Une annulation qui fait (toujours) débat
Cette décision quasi-historique passait pour le premier domino d'une série de curiosités dans l'actualité du groupe Warner Bros. Discovery, un énorme gâchis de temps et d'argent assorti d'un manque de respect envers les équipes. On apprit, plus tard, que l'un des deux réalisateurs était en train de célébrer son mariage au Maroc lorsqu'il reçut la nouvelle de cette décision, qui ne lui avait pas été communiquée en amont par la production. Bilall Fallah et Adil El Arbi n'auraient pas non plus eu le droit de conserver une copie du film. En tendant d'accéder aux éléments de travail mis à leur disposition par la Warner, les deux metteurs en scène réaliseront trop tard que le projet avait (déjà ) été mis sous clef, seulement accessible par quelques uns des pontes de la plateforme HBO Max.

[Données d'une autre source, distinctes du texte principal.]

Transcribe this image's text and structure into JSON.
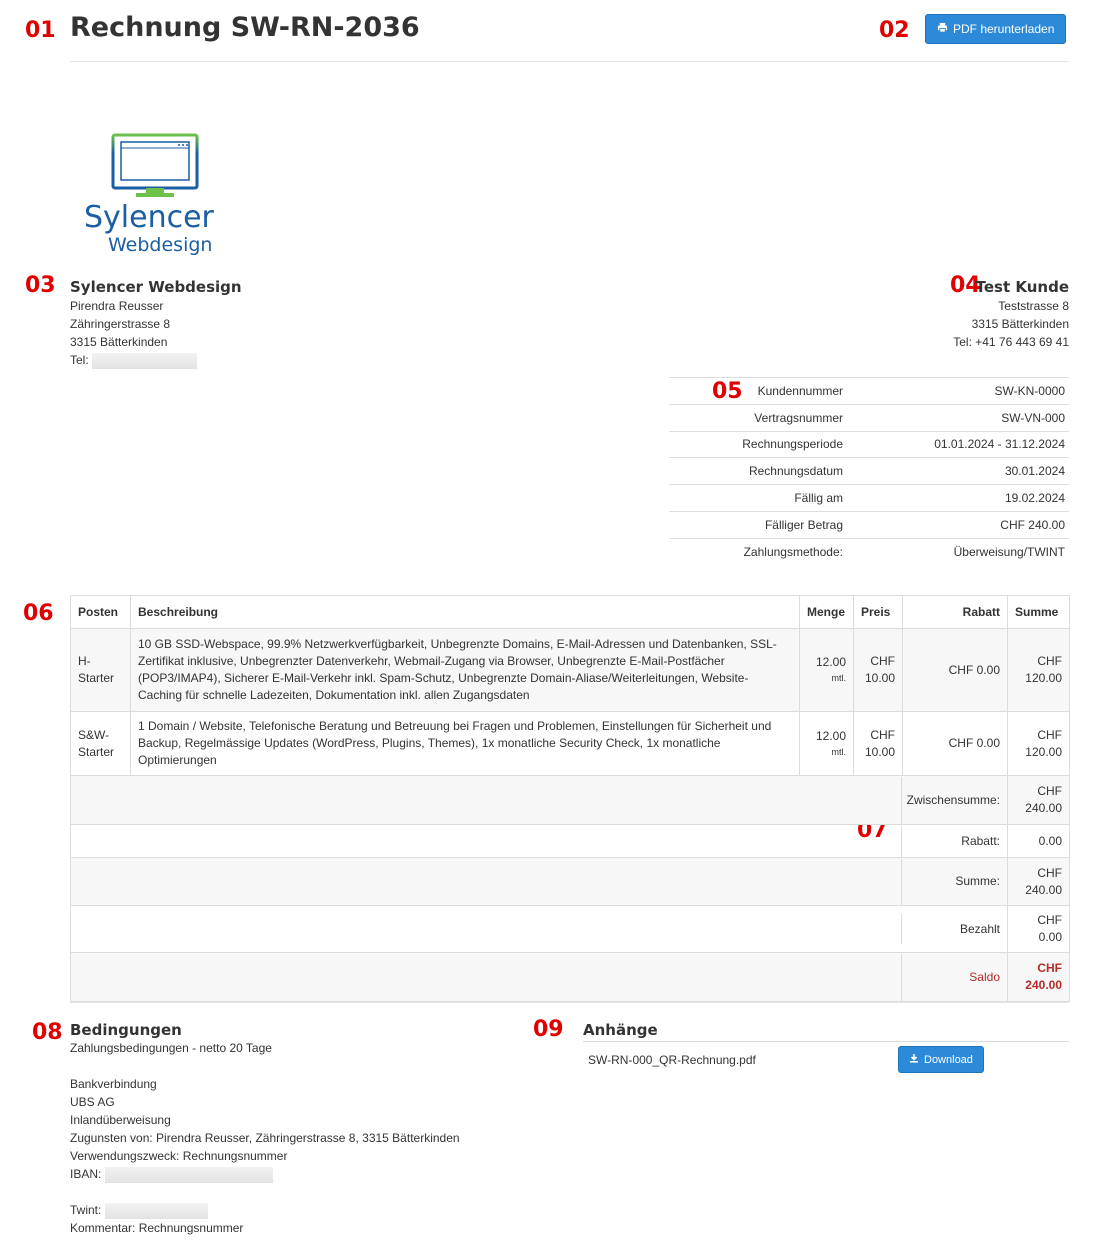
{
  "markers": [
    "01",
    "02",
    "03",
    "04",
    "05",
    "06",
    "07",
    "08",
    "09"
  ],
  "header": {
    "title": "Rechnung SW-RN-2036",
    "pdf_button": "PDF herunterladen",
    "pdf_icon": "print-icon"
  },
  "logo": {
    "line1": "Sylencer",
    "line2": "Webdesign"
  },
  "company": {
    "name": "Sylencer Webdesign",
    "contact": "Pirendra Reusser",
    "street": "Zähringerstrasse 8",
    "city": "3315 Bätterkinden",
    "tel_label": "Tel:"
  },
  "customer": {
    "name": "Test Kunde",
    "street": "Teststrasse 8",
    "city": "3315 Bätterkinden",
    "tel": "Tel: +41 76 443 69 41"
  },
  "details": [
    {
      "label": "Kundennummer",
      "value": "SW-KN-0000"
    },
    {
      "label": "Vertragsnummer",
      "value": "SW-VN-000"
    },
    {
      "label": "Rechnungsperiode",
      "value": "01.01.2024 - 31.12.2024"
    },
    {
      "label": "Rechnungsdatum",
      "value": "30.01.2024"
    },
    {
      "label": "Fällig am",
      "value": "19.02.2024"
    },
    {
      "label": "Fälliger Betrag",
      "value": "CHF 240.00"
    },
    {
      "label": "Zahlungsmethode:",
      "value": "Überweisung/TWINT"
    }
  ],
  "items_table": {
    "headers": {
      "posten": "Posten",
      "beschreibung": "Beschreibung",
      "menge": "Menge",
      "preis": "Preis",
      "rabatt": "Rabatt",
      "summe": "Summe"
    },
    "rows": [
      {
        "posten": "H-Starter",
        "beschreibung": "10 GB SSD-Webspace, 99.9% Netzwerkverfügbarkeit, Unbegrenzte Domains, E-Mail-Adressen und Datenbanken, SSL-Zertifikat inklusive, Unbegrenzter Datenverkehr, Webmail-Zugang via Browser, Unbegrenzte E-Mail-Postfächer (POP3/IMAP4), Sicherer E-Mail-Verkehr inkl. Spam-Schutz, Unbegrenzte Domain-Aliase/Weiterleitungen, Website-Caching für schnelle Ladezeiten, Dokumentation inkl. allen Zugangsdaten",
        "menge": "12.00",
        "einheit": "mtl.",
        "preis": "CHF 10.00",
        "rabatt": "CHF 0.00",
        "summe": "CHF 120.00"
      },
      {
        "posten": "S&W-Starter",
        "beschreibung": "1 Domain / Website, Telefonische Beratung und Betreuung bei Fragen und Problemen, Einstellungen für Sicherheit und Backup, Regelmässige Updates (WordPress, Plugins, Themes), 1x monatliche Security Check, 1x monatliche Optimierungen",
        "menge": "12.00",
        "einheit": "mtl.",
        "preis": "CHF 10.00",
        "rabatt": "CHF 0.00",
        "summe": "CHF 120.00"
      }
    ],
    "totals": [
      {
        "label": "Zwischensumme:",
        "value": "CHF 240.00"
      },
      {
        "label": "Rabatt:",
        "value": "0.00"
      },
      {
        "label": "Summe:",
        "value": "CHF 240.00"
      },
      {
        "label": "Bezahlt",
        "value": "CHF 0.00"
      },
      {
        "label": "Saldo",
        "value": "CHF 240.00"
      }
    ]
  },
  "terms": {
    "title": "Bedingungen",
    "payment_terms": "Zahlungsbedingungen - netto 20 Tage",
    "bank_title": "Bankverbindung",
    "bank_name": "UBS AG",
    "transfer_type": "Inlandüberweisung",
    "beneficiary": "Zugunsten von: Pirendra Reusser, Zähringerstrasse 8, 3315 Bätterkinden",
    "reference": "Verwendungszweck: Rechnungsnummer",
    "iban_label": "IBAN:",
    "twint_label": "Twint:",
    "comment": "Kommentar: Rechnungsnummer"
  },
  "attachments": {
    "title": "Anhänge",
    "files": [
      {
        "name": "SW-RN-000_QR-Rechnung.pdf",
        "button": "Download"
      }
    ]
  },
  "colors": {
    "accent": "#2d8ad9",
    "marker": "#e00000",
    "saldo": "#b52b2b",
    "logo_blue": "#1a5fa3",
    "logo_green": "#6cc24a"
  }
}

Bonne nouvelle pour l'équipe : selon le Hollywood Reporter, quelques individus triés sur le volet vont avoir droit à une projection privée (surnommée "projection funéraire") dans les locaux des studios Warner dès ce weekend. La liste des participants n'a évidemment pas été communiquée, mais on espère que Fallah et El Arbi auront la possibilité de se rendre sur place. Il s'agira de la seconde projection de Batgirl après la seule et unique séance test organisée en présence d'un public de non-professionnels, et de la dernière fois que le projet verra la lumière du jour avant d'être enfermé quelque part dans les coffres forts des studios. THR avance l'idée selon laquelle quelques uns des employés auraient peut-être eu la présence d'esprit de garder une version de travail sur un ordinateur personnel, mais cette piste ne repose malheureusement sur rien de concret.
Le site évoque au passage une possibilité plus alarmante : le motif principal de l'annulation de
Batgirl repose apparemment sur un double problème, qui pourrait conduire à la destruction de toute copie physique ou numérique des scènes mises en boîte et du premier montage. D'abord, la direction du groupe
Discovery serait opposée à l'idée de films à forte valeur ajoutée sur la plateforme
HBO Max, en considérant le retour sur investissement trop incertain et les coûts publicitaires trop élevés. Ensuite,
Batgirl aurait surtout été annulé
pour actionner un mécanisme de déduction fiscale : une aide d'état qui vise à compenser les pertes sèches d'un studio qui n'aurait pas su rentabiliser efficacement une production X ou Y. Le
Hollywood Reporter explique que cette aide survient généralement au bout de la chaîne d'exploitation, après les étapes traditionnelles de sortie en salles, de négociations d'exploitation à l'international, des droits télévisés et de la sortie en VOD ou SVOD.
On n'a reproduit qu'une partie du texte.